Split ring resonator and metamaterials at microwave regime, numerical analysis, design, characterization

Abstract

Recently, there has been a significant interest in Terahertz (THz) technology, primarily for its potential applications in detection of concealed objects as well as in medical imaging for non-invasive diagnostics. THz spectrum lies between the infrared and microwave spectra. The artificially structured frequency selective devices have been demonstrated to overcome a significant bottleneck in THz band. Among different Metamaterial configurations, Split Ring Resonator (SRR) can be used to create compact narrowband wave plates at THz frequencies, which is variable by changing the radius of ring, number of rings, material thickness, size of gaps. In this work we have designed double-ring SRR structures in four different sizes to achieve various resonance frequencies in the microwave band.
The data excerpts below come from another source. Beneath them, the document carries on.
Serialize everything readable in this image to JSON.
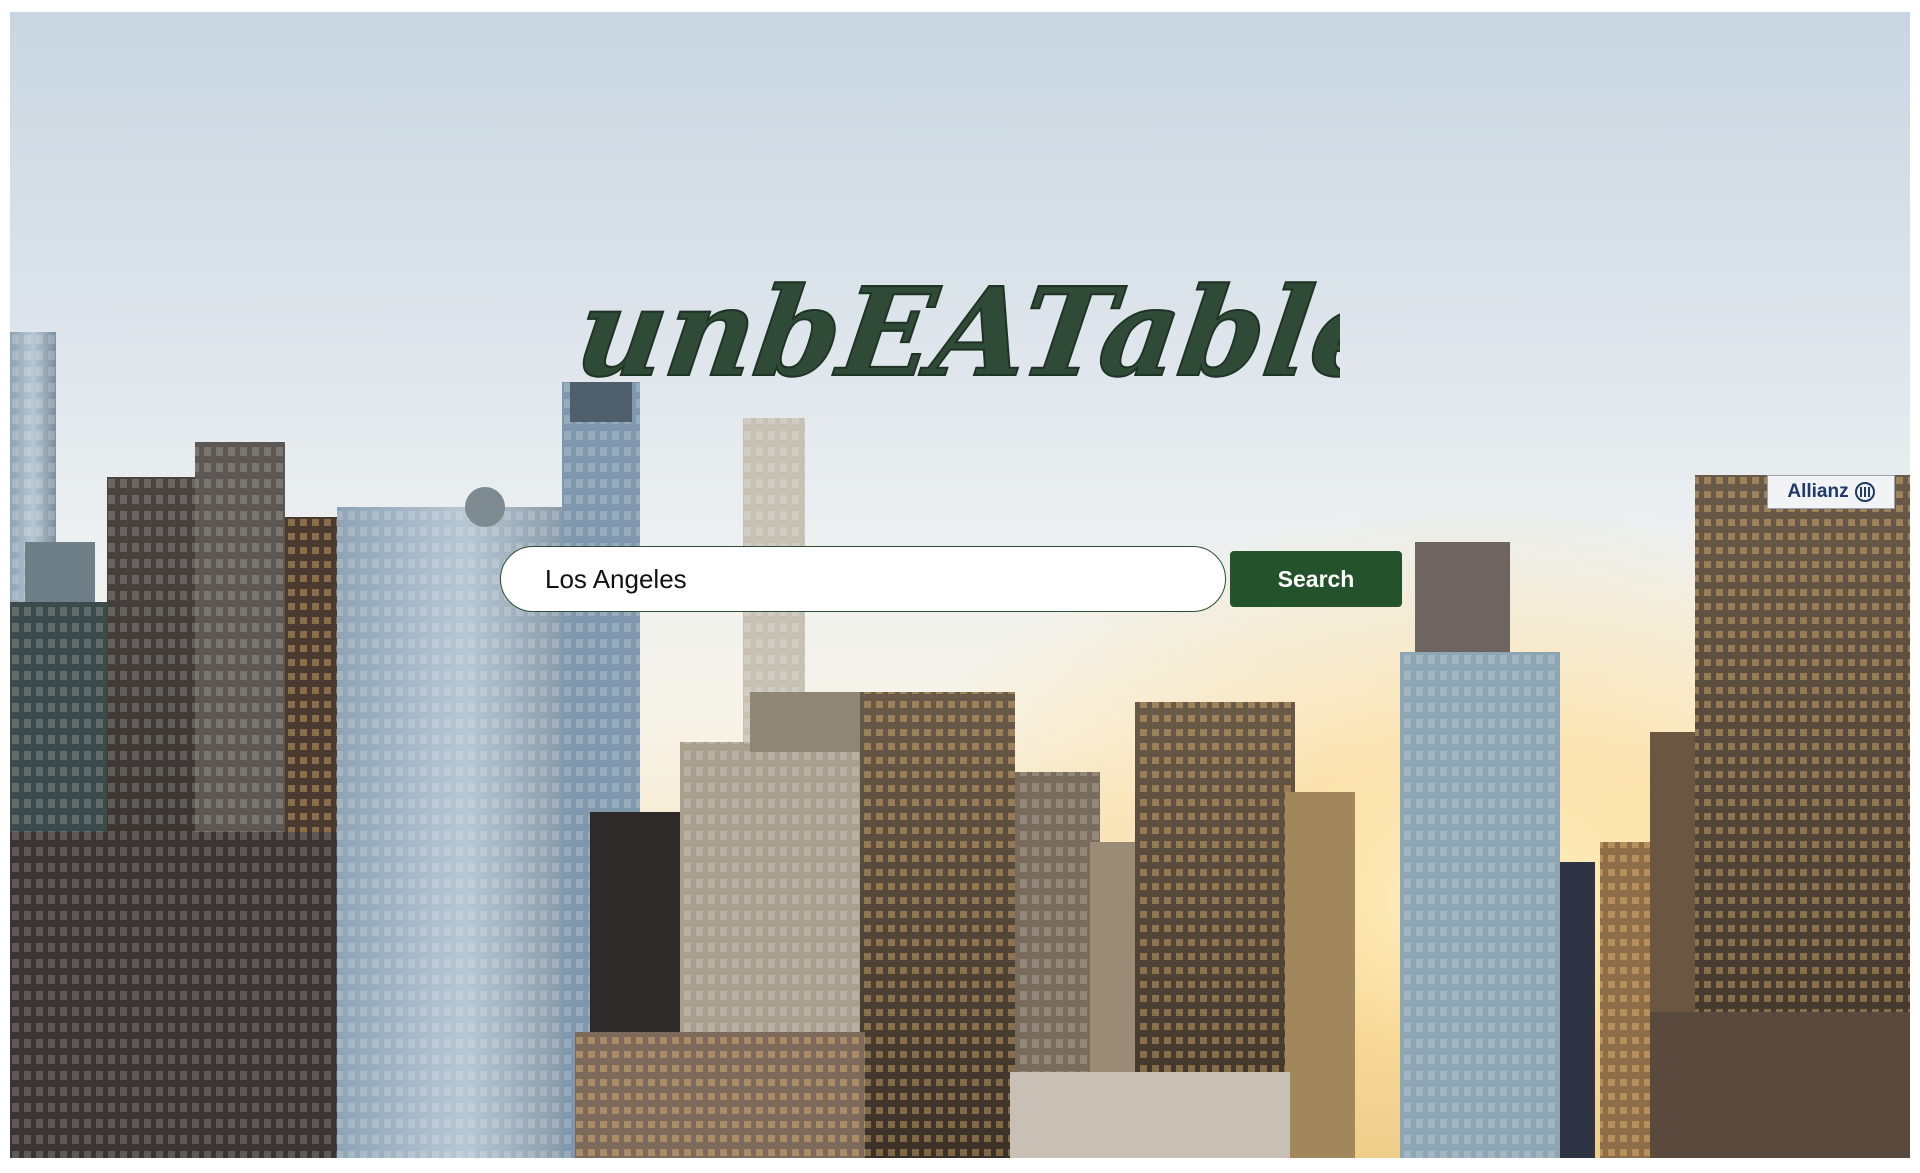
{
  "app": {
    "logo_text": "unbEATable"
  },
  "search": {
    "value": "Los Angeles",
    "button_label": "Search"
  },
  "background": {
    "sign_text": "Allianz"
  },
  "colors": {
    "brand_green": "#24532b",
    "logo_green": "#2f4a36",
    "input_border": "#2f4f34"
  },
  "icons": {
    "sign_mark": "allianz-logo-icon"
  }
}
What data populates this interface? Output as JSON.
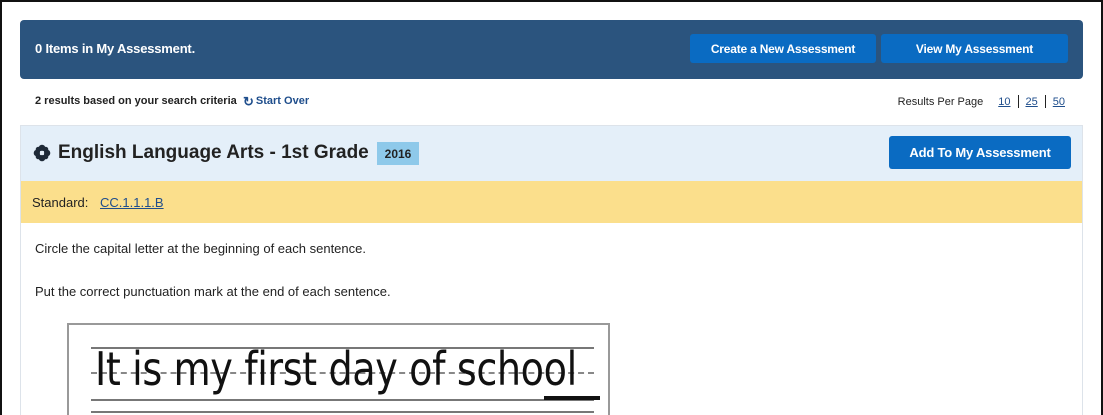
{
  "topbar": {
    "items_count_text": "0 Items in My Assessment.",
    "create_label": "Create a New Assessment",
    "view_label": "View My Assessment"
  },
  "results": {
    "summary": "2 results based on your search criteria",
    "start_over_label": "Start Over",
    "per_page_label": "Results Per Page",
    "per_page_options": [
      "10",
      "25",
      "50"
    ]
  },
  "item": {
    "icon": "flower-icon",
    "title": "English Language Arts - 1st Grade",
    "year": "2016",
    "add_label": "Add To My Assessment",
    "standard_label": "Standard:",
    "standard_code": "CC.1.1.1.B",
    "instruction_1": "Circle the capital letter at the beginning of each sentence.",
    "instruction_2": "Put the correct punctuation mark at the end of each sentence.",
    "worksheet_sentence": "It is my first day of school"
  },
  "colors": {
    "topbar_bg": "#2b547e",
    "button_blue": "#0a6bc2",
    "card_head_bg": "#e4eff9",
    "standard_bg": "#fbdf8c",
    "year_badge_bg": "#8ec9ea"
  }
}
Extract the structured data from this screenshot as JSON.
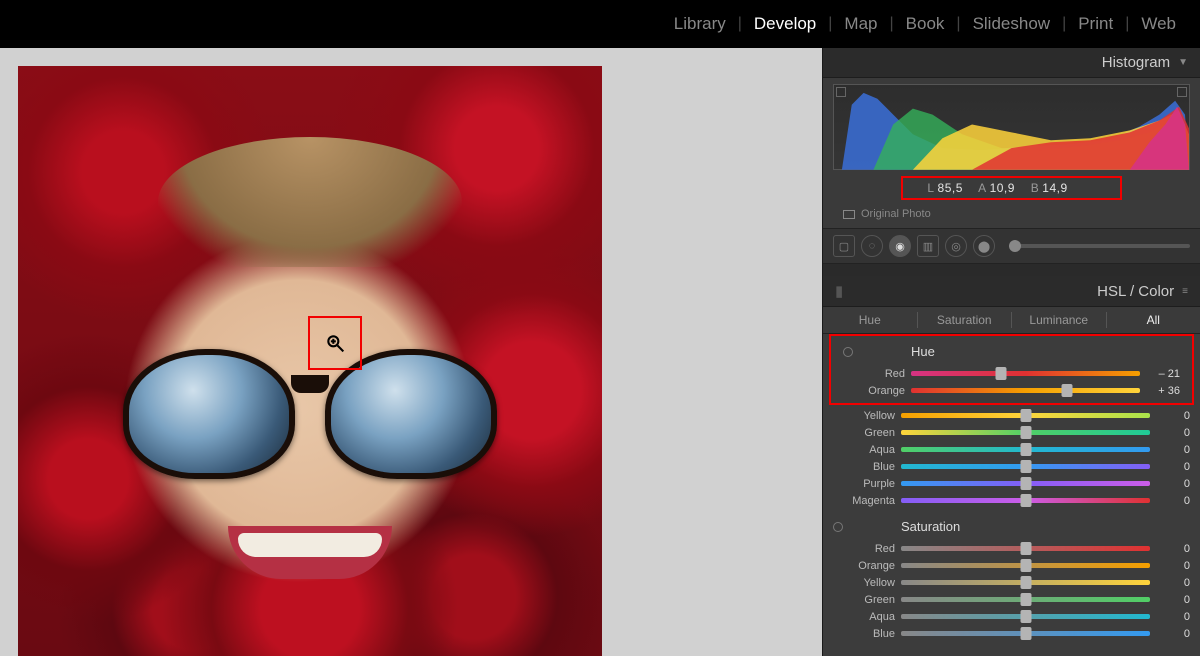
{
  "nav": {
    "items": [
      "Library",
      "Develop",
      "Map",
      "Book",
      "Slideshow",
      "Print",
      "Web"
    ],
    "active": "Develop"
  },
  "histogram": {
    "title": "Histogram",
    "lab": {
      "L_label": "L",
      "L": "85,5",
      "A_label": "A",
      "A": "10,9",
      "B_label": "B",
      "B": "14,9"
    },
    "compare_label": "Original Photo"
  },
  "hsl": {
    "title": "HSL / Color",
    "tabs": [
      "Hue",
      "Saturation",
      "Luminance",
      "All"
    ],
    "active_tab": "All",
    "hue": {
      "title": "Hue",
      "rows": [
        {
          "label": "Red",
          "value": -21,
          "class": "g-red",
          "pos": 39.5
        },
        {
          "label": "Orange",
          "value": 36,
          "class": "g-orange",
          "pos": 68
        },
        {
          "label": "Yellow",
          "value": 0,
          "class": "g-yellow",
          "pos": 50
        },
        {
          "label": "Green",
          "value": 0,
          "class": "g-green",
          "pos": 50
        },
        {
          "label": "Aqua",
          "value": 0,
          "class": "g-aqua",
          "pos": 50
        },
        {
          "label": "Blue",
          "value": 0,
          "class": "g-blue",
          "pos": 50
        },
        {
          "label": "Purple",
          "value": 0,
          "class": "g-purple",
          "pos": 50
        },
        {
          "label": "Magenta",
          "value": 0,
          "class": "g-magenta",
          "pos": 50
        }
      ]
    },
    "saturation": {
      "title": "Saturation",
      "rows": [
        {
          "label": "Red",
          "value": 0,
          "class": "s-red",
          "pos": 50
        },
        {
          "label": "Orange",
          "value": 0,
          "class": "s-orange",
          "pos": 50
        },
        {
          "label": "Yellow",
          "value": 0,
          "class": "s-yellow",
          "pos": 50
        },
        {
          "label": "Green",
          "value": 0,
          "class": "s-green",
          "pos": 50
        },
        {
          "label": "Aqua",
          "value": 0,
          "class": "s-aqua",
          "pos": 50
        },
        {
          "label": "Blue",
          "value": 0,
          "class": "s-blue",
          "pos": 50
        }
      ]
    }
  }
}
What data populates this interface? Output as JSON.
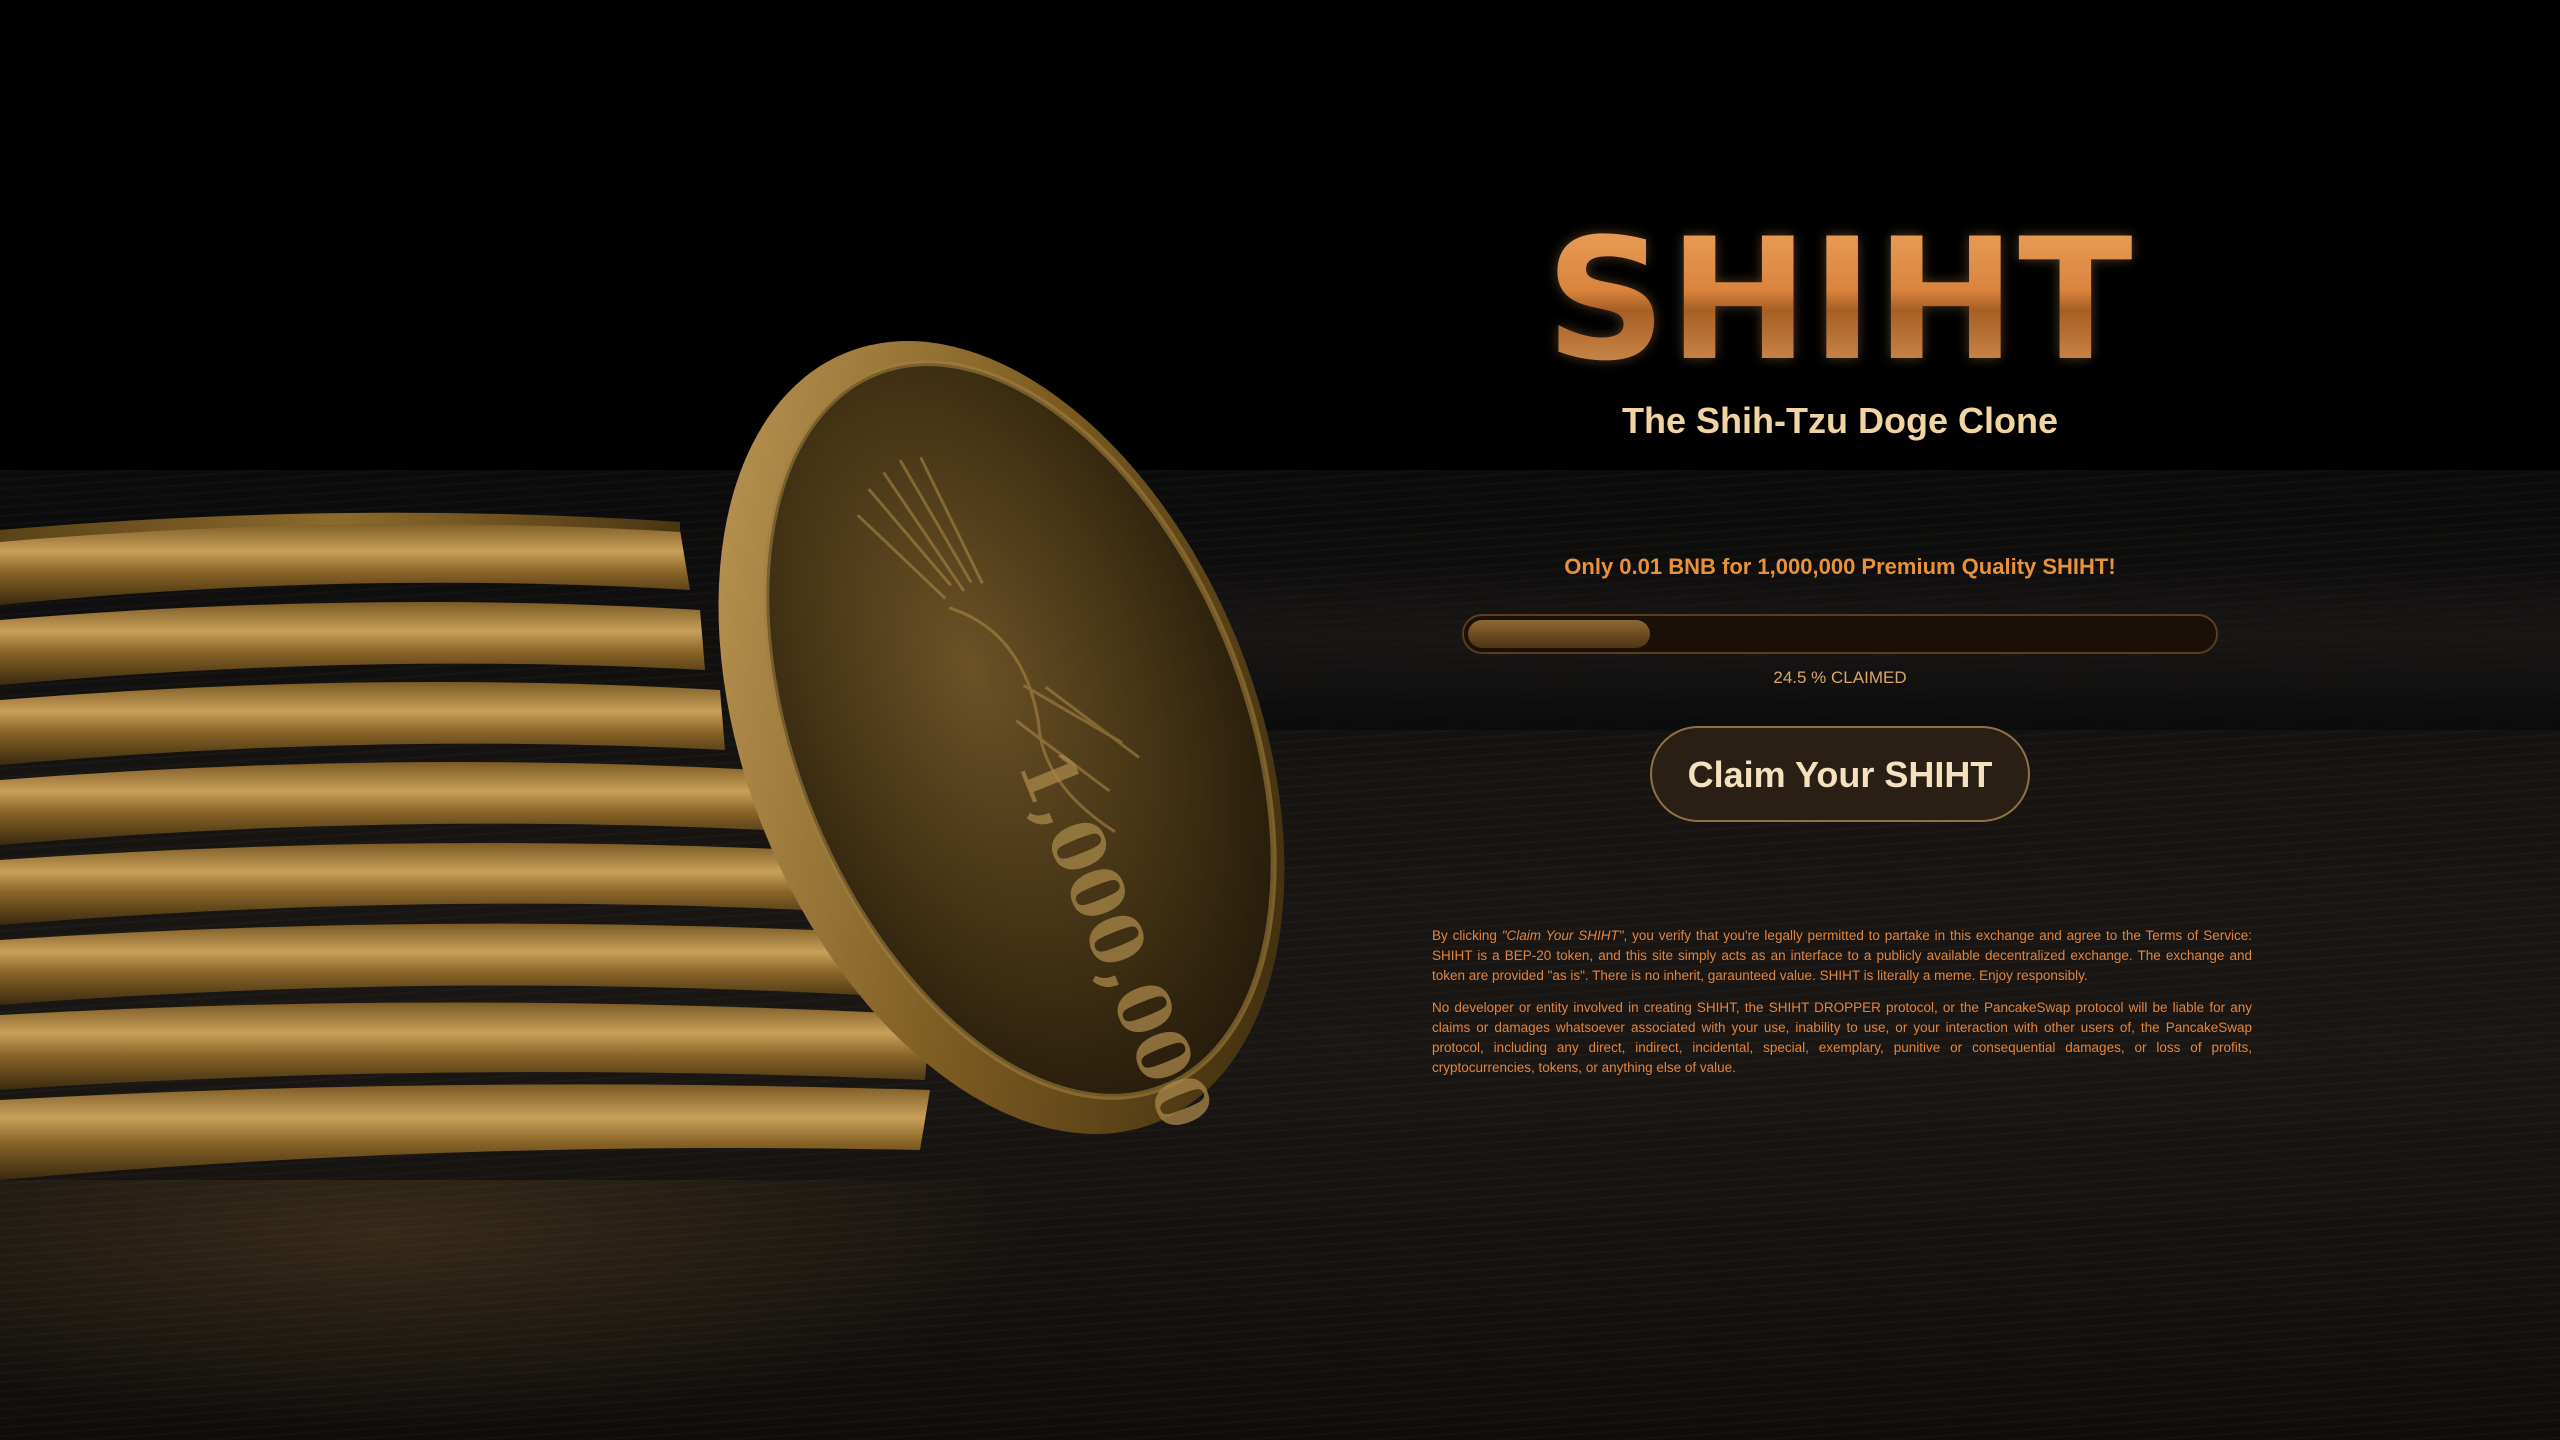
{
  "colors": {
    "accent": "#d9843e",
    "tagline": "#f1d4a0",
    "offer": "#e7923a",
    "disclaimer": "#e3853b",
    "button_bg": "#2a1f14",
    "button_border": "#8f7145"
  },
  "hero": {
    "title": "SHIHT",
    "tagline": "The Shih-Tzu Doge Clone",
    "offer": "Only 0.01 BNB for 1,000,000 Premium Quality SHIHT!"
  },
  "progress": {
    "percent": 24.5,
    "label": "24.5 % CLAIMED"
  },
  "claim_button": {
    "label": "Claim Your SHIHT"
  },
  "coin": {
    "engraving": "1,000,000"
  },
  "disclaimer": {
    "p1_prefix": "By clicking ",
    "p1_emphasis": "\"Claim Your SHIHT\"",
    "p1_suffix": ", you verify that you're legally permitted to partake in this exchange and agree to the Terms of Service: SHIHT is a BEP-20 token, and this site simply acts as an interface to a publicly available decentralized exchange. The exchange and token are provided \"as is\". There is no inherit, garaunteed value. SHIHT is literally a meme. Enjoy responsibly.",
    "p2": "No developer or entity involved in creating SHIHT, the SHIHT DROPPER protocol, or the PancakeSwap protocol will be liable for any claims or damages whatsoever associated with your use, inability to use, or your interaction with other users of, the PancakeSwap protocol, including any direct, indirect, incidental, special, exemplary, punitive or consequential damages, or loss of profits, cryptocurrencies, tokens, or anything else of value."
  }
}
For simplicity, SRR prototypes are designed in mm-size resulting resonance peaks at 3.7 GHz, 4.3 GHz, 5.9 GHz and 7.4 GHz for ring diameters of 4 mm, 3.6 mm, 3 mm and 2.6 mm, respectively. By calculating the capacitance and inductance of rings, the resonance frequency can be calculated mathematically. The fabricated split ring resonator prototypes are placed between two antennas and experimental characterization is done by a vector network analyzer in both of the finite-element simulation and experiments we have inspected Transmission (S21) and Reflection (S11) coefficients. We are characterizing samples with backside metallization. Simultaneous minimization of transmission and reflection at a certain frequency band, play a crucial role in obtaining high absorption coefficient. We employ the same design methodology for the design of THz absorbers.